Prior use right – The existing law provided that a person who began, in good faith, to use the subject matter of an invention before the priority date for a patent can continue to use the invention even if a patent issues in favor of a third party. This provision has been amended so as to allow for a prior use right that includes not only solutions identical to the patented invention but also to solutions comprising equivalent features.

“Fault” and infringement – The Civil Code uses the term “fault” in association with a defendant’s acts of infringement. Likely this is understood to mean both the act of infringing coupled with the intent to carry out that act. Prior to the recent amendments, the operative provision had said that the absence of fault of an infringer would not excuse him from the obligation to cease the acts of infringement viz. an injunction would be granted regardless of fault. It was not clear, under the former provisions, whether an infringer could be absolved from an obligation to pay damages or monetary compensation if s/he was not shown to have been at “fault”.

The amendment appears to clarify that the infringer is also liable to pay monetary compensation under the Civil Code regardless of “fault”: the only exception being acts of God and circumstances beyond control.

The amendment further provides that an intermediary, such as a distributor or retailer, who, without fault, sold infringing goods, can claim relief from its supplier for any compensation the distributor/retailer might otherwise have had to pay in a legal proceeding. In practice, to prevent such a claim, the owner of the intellectual property right can send a detailed cease and desist letter to the intermediary. From that point forward the intermediary cannot claim that its continued acts were “without fault”.

Joint and several liability - Article 1252 has been supplemented with the provision of joint and several liabilities of multiple parties, if one (common) infringement of right has been committed through their common actions.

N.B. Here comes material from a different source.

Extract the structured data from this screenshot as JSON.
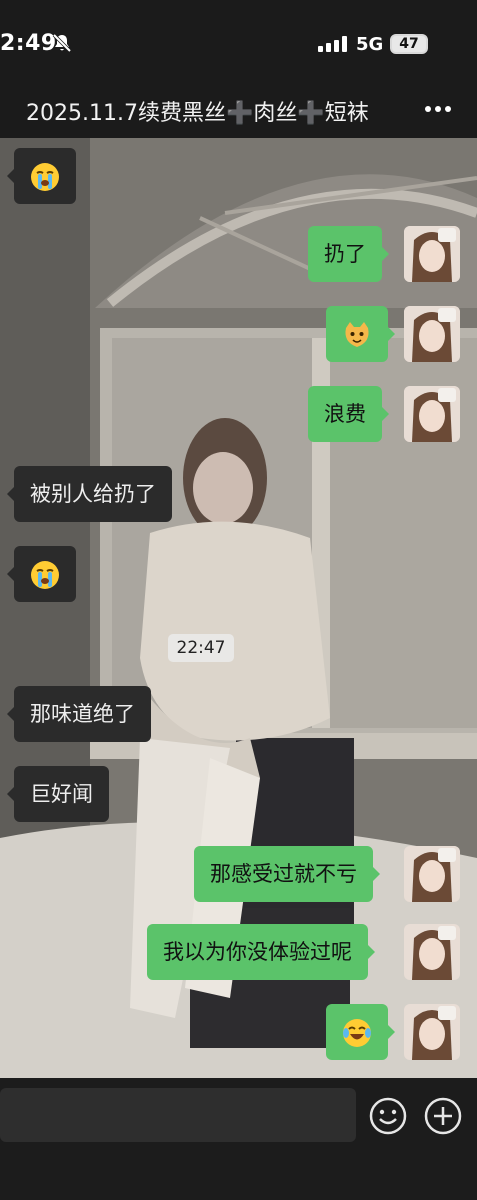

This amendment may serve as the basis for introducing the principle of “indirect infringement of patents”, e.g., when a patent is granted for the article as a whole and a potential infringer does not produce the entire article but supplies component unit used in the assembly of the whole article. In this instance, infringers may be both the manufacturer of the whole article and the supplier of the component units. In the context of the Law, common actions shall mean either affiliation of those parties or their contractual relations for common activity.

Reasonable compensation – With effect from January 1, 2015 a patentee in an infringement action relating to patents for inventions, utility models or designs will be entitled to claim, in the alternative, payment of compensation or damages: (i) in the amount from 10,000 to 5 million Rubles (about $300 to $150,000); or (ii) twice the value of the right of use (market value of the lawful right to use a patented invention, utility model or industrial design).

  1. Assignment and License

The new law introduces major changes associated with the requirement to record assignments and licenses.

The amendments facilitate recordal of assignments and licenses under Article 1232 of the Civil Code. Instead of submitting the actual patent assignment agreement or a licensing agreement for recordal, an applicant may optionally submit to the Patent Office one of the following:

  • a “notice of disposal” or “notice of license” of the exclusive right signed by both of the parties to the agreement;
  • a notarized extract from the agreement; or,
  • the agreement itself.

As before, it will be important to ensure that the parties and the relevant intellectual property rights are correctly identified and that there are no inconsistencies in that regard as between the assigned or licensed rights, the owners named in the Patent Office records and the purported assignor or licensor.

Article 1236 also affirms that an exclusive licensor is not be entitled to use the result of intellectual activity himself to the extent that the right was granted to the licensee under the exclusive licensing agreement.